À cheval entre Adam et Ève, les personnes au physique androgyne intriguent. À la frontière de l’inclassable, ils deviennent injustement la cible d’homophobie.
Mains délicates, cheveux rasés, grands yeux, le premier coup d’oeil envers Éric* sème immédiatement le doute dans l’esprit des gens qu’il rencontre. Ceux-ci supposent qu’il est homosexuel, en raison de son physique androgyne. Souvent utilisé dans l’industrie de la mode, ce qualificatif désigne une personne dont il est impossible de déterminer le sexe selon son apparence. Vis-à-vis un corps indéfinissable, les notions d’hétérosexualité et d’homosexualité perdent leur sens et l’androgyne devient une cible facile pour la discrimination.
Depuis son enfance, Éric a été marginalisé en raison de son physique à la fois masculin et féminin. Encore aujourd’hui, il n’est pas rare que des étrangers lui fassent des remarques négatives en public sur son apparence androgyne. Selon lui, tout ce qui diffère de l’hétérosexualité inspire la phobie, particulièrement chez les personnes androgynes ou transgenres et transsexuelles. Le jeune homme dit s’être heurté à maintes reprises à une fermeture sur le marché du travail. Afin de ne pas devoir se justifier continuellement, en raison de son apparence, il travaille aujourd’hui à contrats en musique et en traduction, en plus d’étudier à temps partiel en littérature anglaise à McGill. «Je reçois toujours un traitement différent, que ce soit au travail, à l’université ou dans un bar, déplore-t-il. La société ne tolère pas bien la diversité, surtout par rapport aux différences physiques.»
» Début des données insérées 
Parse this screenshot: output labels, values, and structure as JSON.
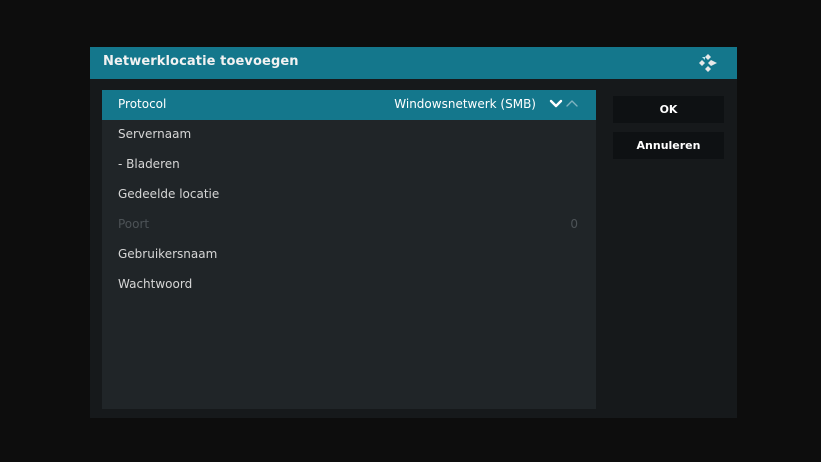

Le caractère indéfinissable de l’androgynie peut causer une peur chez certaines personnes confrontées à leur propre identité, explique Tamara Ginn, stagiaire chez l’organisme Alter-Héros, qui vient en aide à la communauté lesbienne, gaie, bisexuelle et transsexuelle (LGBT). L’inexistence d’un troisième sexe rend difficile l’acceptation d’une réelle diversité sexuelle. «Une personne peut avoir une phobie de l’androgynie, mais pas de l’homosexualité», nuance la finissante en sexologie à l’UQAM.
Les étrangers ne se gênent pas pour contredire, voire brutaliser Éric lorsque celui-ci fait le point sur son identité sexuelle. Lors d’une soirée dans un bar, alors qu’il fume sur la terrasse, Éric entame la conversation avec deux hommes, dont l’un semble le prendre pour une jeune fille attrayante. Lorsqu’Éric réplique, l’homme lui saisit directement l’entre-jambe, «pour vérifier».
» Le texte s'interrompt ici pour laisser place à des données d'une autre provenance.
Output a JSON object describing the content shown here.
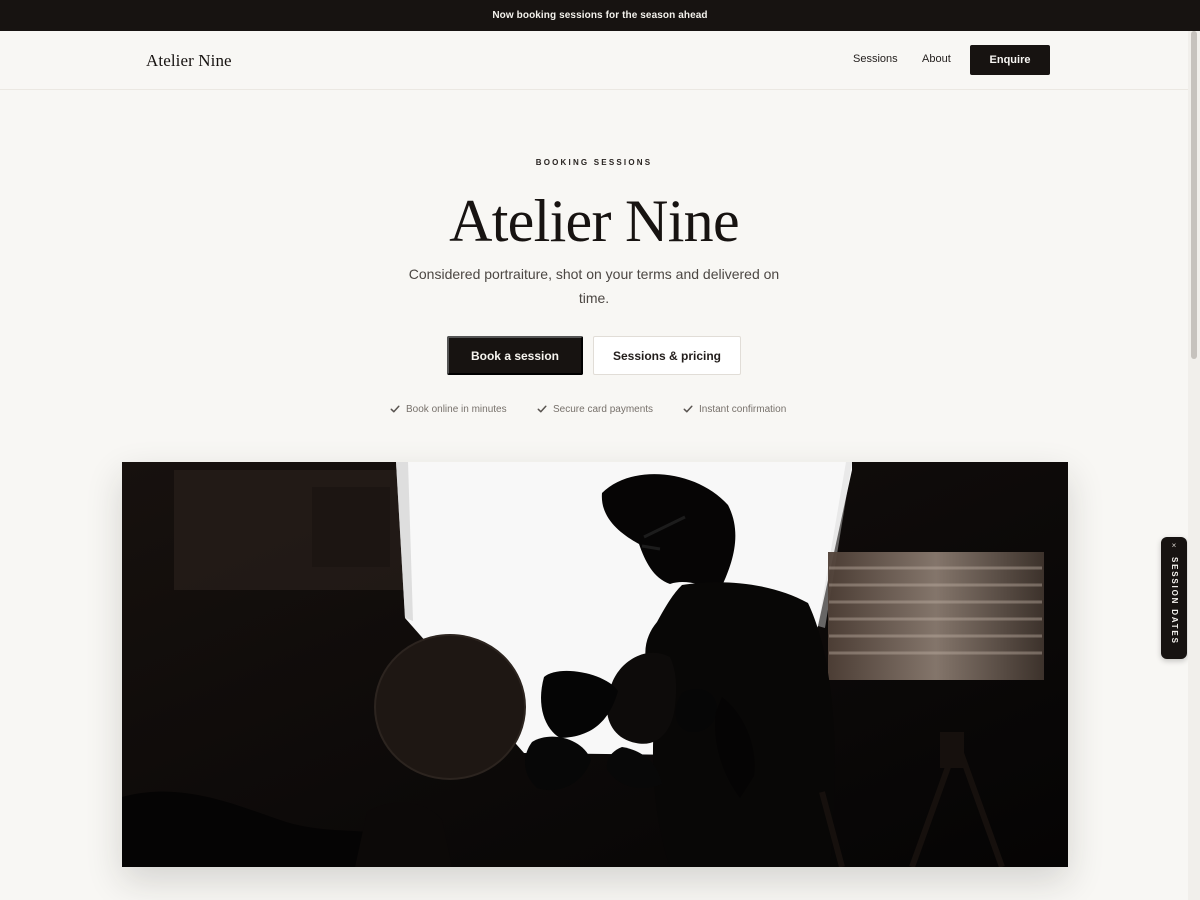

L’auxiliaire à la Chaire de recherche sur l’homophobie de l’UQAM, Marilyne Chevrier, explique que cette discrimination est basée sur la non-conformité au genre. «La violence est basée sur le simple fait qu’un gars a l’air plus efféminé que la norme, illustre-t-elle. L’un des grands constats qu’on a fait c’est que les jeunes associent la différence physique, appelée non-conformité au genre, à une orientation sexuelle différente.» La jeune chercheure cite à l’exemple une étude publiée en 2011 par la Chaire de recherche contre l’homophobie, à laquelle elle a collaboré. Celle-ci démontre que 8% des 2 000 élèves du secondaire sondés déclarent avoir une sexualité homosexuelle, bisexuelle ou être en questionnement, tandis que 38,6% des élèves se disent victimes de violence homophobe.
Certaines personnes revendiquent de ne pas se classer dans la case homme ou femme, explique Marilyne Chevrier. «Certains font des pressions et des démarches pour qu’on n’ait plus à cocher un sexe sur les formulaires d’identité», continue-t-elle. Éric ajoute pour sa part que la Charte des droits et libertés n’est pas adaptée aux cas comme le sien, où la personne s’identifie à un sexe différent du sien. Selon lui, il n’est plus pertinent d’indiquer son sexe, car cette information ne donne aucune information concrète quant à l’identité réelle d’une personne.
Le petit coin problématique
Le simple fait d’utiliser la toilette devient un périple pour les personnes au physique androgyne. «Je reçois des regards spéciaux et des commentaires, admet Éric. Souvent, on me demande ce que je fais là.» Pour pallier à ce problème, plusieurs établissements dont le bar de la communauté gaie Royal Phoenix, dans le Mile-End, offre quant à lui une seule toilette mixte, afin d’enrayer le malaise que suscite la banale visite au petit coin.
Malgré les progrès faits, tous ne veulent pas assumer une étiquette. «Autant certains revendiquent leur identité, autant d’autres veulent mener leur vie sans qu’on les enferme dans une catégorie», expose Marilyne Chevrier. Afin d’assurer la paix d’esprit aux étudiants à qui la visite aux toilettes pose problème, l’association Queer McGill a pu faire construire en 2004 des toilettes mixtes dans le pavillon Shatner, sur la rue McTavish.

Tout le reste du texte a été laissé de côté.